Pese a que la de Antioquia tenía una Facultad de Comunicación Social, Miguel era él el único y verdadero comunicador de la universidad, mantenía a la comunidad universitaria informada de lo que acontecía en ella: al pasar por su puesto se enteraba uno si había o no asamblea, y de los resultados de esta, cuando la había. También, informaba oralmente sobre los sucesos de algún tropel, o de acontecimientos frescos.

En sus carteleras, solían ser varias, se enteraba uno de los procesos de elección de representantes estudiantiles, de decanos, y de rectores; de los estudiantes, o profesores, detenidos, o desaparecidos; así como de aquellos que sufrieron algún percance, un robo, o un accidente. Cuando el hecho había ocurrido en la universidad, él mismo redactaba el informe completo, detallado, que llenaba los vacíos de información de la comunidad universitaria. La misma que pidió para él un merecido título honorífico de comunicador social periodista, pero tal facultad fue mezquina con el vendedor de periódicos que sí comunicaba a la U de A.

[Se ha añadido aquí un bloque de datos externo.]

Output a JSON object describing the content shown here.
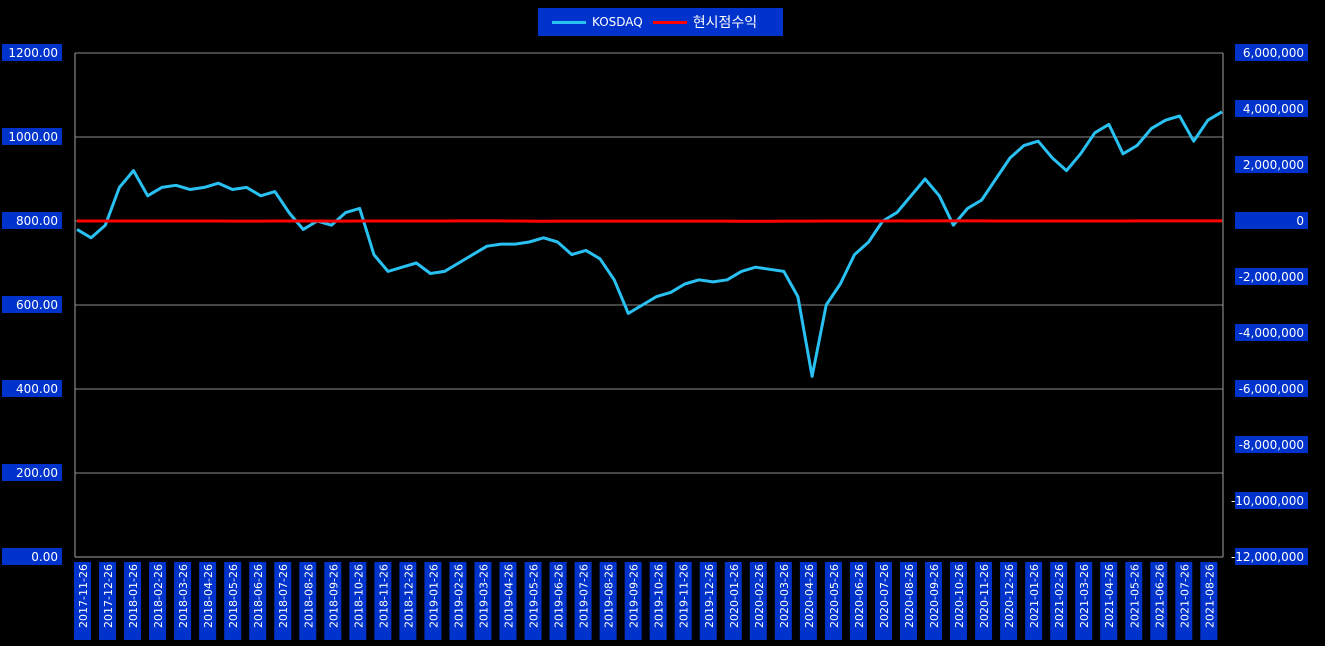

Su periódico mural era el único obituario de la universidad, allí se registraba el fallecimiento del miembro de alguno de los estamentos: el que fue atropellado, el que murió por enfermedad, el abaleado… su letra grande, reteñida, cuando escribía con tiza, llevó la crónica del costo de las violencias que sacudieron a la U de A. Años después de haber egresado, pasando en un bus, al mirar un tablero de esos me enteré de la muerte de un entrañable condiscípulo de mi generación. Este sábado once de octubre de 2025, en ese espacio informativo que Miguel Valencia creó, otra mano escribió su nombre, anunciando su deceso. La universidad perdió no sólo a su comunicador, ha perdido en aquel gigante amable a uno de sus símbolos.